Kimlik Siyaseti ve Ötesi
Modern Türk milliyetçiliğinin bu derin sapması diğer etnik gruplar arasında da giderek yaygınlaşıyor. Geç kalmış bir milliyetçilik hissiyle hareket eden Kürt kanaat önderleri (Kürt halkının büyük çoğunluğunu onlardan ayırmak gerekiyor), “yeni bir ulus yaratmak” için kurucu-mitler oluşturmaya, yeni tarihler üretmeye çalışıyor. Bunun son örneği, geçtiğimiz ay Nevruz kutlamaları sırasında yaşandı. Nevruz’u (sadece) Kürtlerin ulusal bayramı olarak görenler, Nevruz’un aslında bir Zerdüşt geleneği olduğunu, dolayısıyla daha evrensel ve tarihî bir niteliğe sahip olduğunu ve Müslüman Kürtlerin bununla gurur duyması gerektiğini söylediler. Nevruz gerçekten de bir Zerdüşt ya da Şaman geleneği olabilir. Fakat bunu tarihen böyle tespit etmekle Kürtlerin asıl kimliğini Zerdüşt, Şaman vs. geleneklerin oluşturduğunu söylemek arasında dağlar kadar fark var.

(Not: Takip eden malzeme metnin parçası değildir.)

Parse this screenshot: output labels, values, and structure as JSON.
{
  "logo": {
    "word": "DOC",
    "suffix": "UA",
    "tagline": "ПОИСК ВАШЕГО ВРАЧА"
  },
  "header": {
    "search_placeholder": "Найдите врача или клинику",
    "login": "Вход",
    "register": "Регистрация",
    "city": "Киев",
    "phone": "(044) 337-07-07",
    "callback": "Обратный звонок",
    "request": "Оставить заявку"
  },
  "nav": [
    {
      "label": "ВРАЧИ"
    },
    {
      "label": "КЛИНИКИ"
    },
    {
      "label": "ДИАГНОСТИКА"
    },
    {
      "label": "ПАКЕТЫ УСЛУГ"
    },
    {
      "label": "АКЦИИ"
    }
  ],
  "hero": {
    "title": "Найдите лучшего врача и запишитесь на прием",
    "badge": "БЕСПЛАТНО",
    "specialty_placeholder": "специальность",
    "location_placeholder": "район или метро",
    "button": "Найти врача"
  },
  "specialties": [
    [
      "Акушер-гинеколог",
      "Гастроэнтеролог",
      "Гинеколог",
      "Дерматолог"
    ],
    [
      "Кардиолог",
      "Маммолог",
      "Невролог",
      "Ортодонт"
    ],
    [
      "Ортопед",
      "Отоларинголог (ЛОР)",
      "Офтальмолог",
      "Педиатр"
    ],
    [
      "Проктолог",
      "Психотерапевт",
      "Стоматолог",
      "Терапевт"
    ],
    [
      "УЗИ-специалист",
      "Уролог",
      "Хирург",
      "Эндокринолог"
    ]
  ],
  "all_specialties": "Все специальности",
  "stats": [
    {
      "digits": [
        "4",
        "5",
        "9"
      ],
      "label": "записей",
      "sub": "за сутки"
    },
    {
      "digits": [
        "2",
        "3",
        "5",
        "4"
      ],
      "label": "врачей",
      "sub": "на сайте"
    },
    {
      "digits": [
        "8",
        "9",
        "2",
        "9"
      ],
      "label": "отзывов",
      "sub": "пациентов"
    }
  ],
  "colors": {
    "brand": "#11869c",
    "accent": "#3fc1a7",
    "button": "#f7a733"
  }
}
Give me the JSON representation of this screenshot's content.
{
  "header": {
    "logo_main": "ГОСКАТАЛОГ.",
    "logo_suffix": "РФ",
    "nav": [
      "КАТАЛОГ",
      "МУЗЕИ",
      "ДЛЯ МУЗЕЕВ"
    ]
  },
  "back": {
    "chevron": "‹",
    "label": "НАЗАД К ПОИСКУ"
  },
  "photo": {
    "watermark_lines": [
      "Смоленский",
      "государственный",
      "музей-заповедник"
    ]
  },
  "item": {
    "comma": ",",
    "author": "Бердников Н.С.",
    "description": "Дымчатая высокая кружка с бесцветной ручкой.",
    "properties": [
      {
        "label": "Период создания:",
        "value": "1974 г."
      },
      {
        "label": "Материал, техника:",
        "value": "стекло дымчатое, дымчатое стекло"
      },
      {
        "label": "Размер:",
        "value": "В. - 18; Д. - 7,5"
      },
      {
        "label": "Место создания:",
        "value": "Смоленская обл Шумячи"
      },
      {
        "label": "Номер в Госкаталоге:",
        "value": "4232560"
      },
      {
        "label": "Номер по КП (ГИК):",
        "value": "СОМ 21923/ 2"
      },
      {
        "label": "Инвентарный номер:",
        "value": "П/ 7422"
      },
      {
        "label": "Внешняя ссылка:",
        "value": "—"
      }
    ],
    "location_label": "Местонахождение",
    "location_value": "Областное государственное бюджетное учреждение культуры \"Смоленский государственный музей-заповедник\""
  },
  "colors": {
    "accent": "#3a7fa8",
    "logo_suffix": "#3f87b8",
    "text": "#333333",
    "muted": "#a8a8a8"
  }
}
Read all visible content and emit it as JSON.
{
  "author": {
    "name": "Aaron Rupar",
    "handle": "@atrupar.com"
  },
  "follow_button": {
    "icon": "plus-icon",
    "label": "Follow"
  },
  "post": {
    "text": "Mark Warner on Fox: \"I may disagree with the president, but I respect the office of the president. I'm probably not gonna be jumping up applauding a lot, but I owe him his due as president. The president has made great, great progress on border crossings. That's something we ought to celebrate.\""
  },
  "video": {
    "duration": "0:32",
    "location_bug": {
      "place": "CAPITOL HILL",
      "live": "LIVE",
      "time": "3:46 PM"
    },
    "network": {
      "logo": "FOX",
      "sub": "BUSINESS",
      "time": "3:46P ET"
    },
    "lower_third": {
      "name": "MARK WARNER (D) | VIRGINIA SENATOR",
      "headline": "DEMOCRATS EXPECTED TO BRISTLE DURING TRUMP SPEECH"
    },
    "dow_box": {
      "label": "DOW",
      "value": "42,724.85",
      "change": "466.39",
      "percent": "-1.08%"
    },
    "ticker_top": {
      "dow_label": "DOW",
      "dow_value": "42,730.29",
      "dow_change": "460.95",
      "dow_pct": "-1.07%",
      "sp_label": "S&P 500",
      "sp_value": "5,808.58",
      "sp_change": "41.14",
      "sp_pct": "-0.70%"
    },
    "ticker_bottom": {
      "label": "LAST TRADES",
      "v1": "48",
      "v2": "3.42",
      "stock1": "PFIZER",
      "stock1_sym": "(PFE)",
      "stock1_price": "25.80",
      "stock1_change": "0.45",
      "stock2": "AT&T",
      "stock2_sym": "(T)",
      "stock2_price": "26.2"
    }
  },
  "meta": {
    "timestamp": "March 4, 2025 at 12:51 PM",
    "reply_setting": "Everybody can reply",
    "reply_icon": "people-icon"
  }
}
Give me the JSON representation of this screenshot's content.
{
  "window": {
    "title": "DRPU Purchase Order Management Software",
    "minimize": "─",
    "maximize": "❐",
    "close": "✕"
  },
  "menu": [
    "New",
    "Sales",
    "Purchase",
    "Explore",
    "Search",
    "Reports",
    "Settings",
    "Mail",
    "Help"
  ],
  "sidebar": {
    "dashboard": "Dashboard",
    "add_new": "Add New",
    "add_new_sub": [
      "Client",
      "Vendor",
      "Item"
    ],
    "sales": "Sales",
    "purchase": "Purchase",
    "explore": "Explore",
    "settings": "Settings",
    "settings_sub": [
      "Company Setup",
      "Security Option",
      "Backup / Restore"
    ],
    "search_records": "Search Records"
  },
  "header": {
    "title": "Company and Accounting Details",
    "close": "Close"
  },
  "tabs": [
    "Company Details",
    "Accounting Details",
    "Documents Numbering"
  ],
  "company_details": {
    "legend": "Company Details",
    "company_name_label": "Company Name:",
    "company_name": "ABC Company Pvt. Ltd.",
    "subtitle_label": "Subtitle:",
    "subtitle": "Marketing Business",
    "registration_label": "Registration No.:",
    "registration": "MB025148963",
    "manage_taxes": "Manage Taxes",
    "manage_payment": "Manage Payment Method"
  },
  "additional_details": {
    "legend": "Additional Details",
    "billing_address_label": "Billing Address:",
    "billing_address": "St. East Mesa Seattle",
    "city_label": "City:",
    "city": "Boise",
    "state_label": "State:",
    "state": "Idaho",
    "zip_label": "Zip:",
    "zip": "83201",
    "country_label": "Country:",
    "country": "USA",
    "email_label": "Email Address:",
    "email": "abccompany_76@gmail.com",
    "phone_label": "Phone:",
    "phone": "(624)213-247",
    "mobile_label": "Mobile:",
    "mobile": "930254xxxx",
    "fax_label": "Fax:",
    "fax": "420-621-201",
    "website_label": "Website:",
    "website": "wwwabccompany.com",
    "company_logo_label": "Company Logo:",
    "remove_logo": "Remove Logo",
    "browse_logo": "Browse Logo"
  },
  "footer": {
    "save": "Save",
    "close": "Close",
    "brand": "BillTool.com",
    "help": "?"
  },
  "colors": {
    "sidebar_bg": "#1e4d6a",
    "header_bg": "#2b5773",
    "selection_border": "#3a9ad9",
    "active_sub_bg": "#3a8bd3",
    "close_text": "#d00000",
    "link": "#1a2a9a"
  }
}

Bütün bu sapmaların arkasında “kimlik siyaseti” yatıyor. Kimlik siyaseti, belli bir grubun genel toplum içindeki yerini toplumun bir parçası olarak değil, o grubun ayırt edici özelliklerini esas alarak tanımlamasını ifade ediyor. Kimlik siyasetinin belirleyici özelliği, bir sosyal grubun siyasî, hukukî ve kültürel taleplerini, siyasî bir program haline getirmektir. Türkiye’deki Kürt, Alevi, Ermeni kimlikleri hakkında yapılan tartışmalar kimlik siyasetinin somut örneklerini oluşturuyor. Bu tartışmada Türkler “Türk olmak”, Kürtler “Kürt olmak” gibi birtakım ayrıcalıklı kimlik tanımlarından hareketle hak talebinde bulunuyor. Böylece bir zenginlik ve ahenge dönüşmesi gereken kimlik tonları, derin etnik ve siyasî bölünmeler haline geliyor.
Türkiye, farklı dönemlerde uygulanan kimlik siyasetlerinin bedelini farklı şekillerde ödedi ve ödemeye devam ediyor. Bir tarafta yükselen milliyetçilikler, öte tarafta küreselleşmenin ulus-devlet yapısını çözücü etkileri, mevcut kimlik tanımlarının yerel olanla küresel olan arasında sıkışıp kalmasına neden oluyor. Yaşadığımız hızlı değişim sürecinde ne tek başına “dünya vatandaşlığı” gibi liberal ve müphem bir kavram, ne de asabiye temelli grup kimlikleri sosyal ve siyasî bütünlüğü sağlamamıza imkan veriyor. Türkiye’nin çok katmanlı kimlik ve kültür yapısı, bu iki kutbun dışında daha derinlikli ve kapsamlı bir kimlik tasavvuru geliştirmemizi zorunlu kılıyor.
Fakat bunun için önce varoluş biçimimizi doğru bir şekilde tanımlamamız gerekiyor. Çünkü “ben kimim?” sorusu, “ben nasıl varolmalıyım?” sorusuna tahvil edilebiliyorsa, o zaman “ben nasıl bir değer sistemine sahibim?” sorusunu sormadan “ben Kürdüm, Türküm” demek anlamlı bir eylem olmuyor demektir.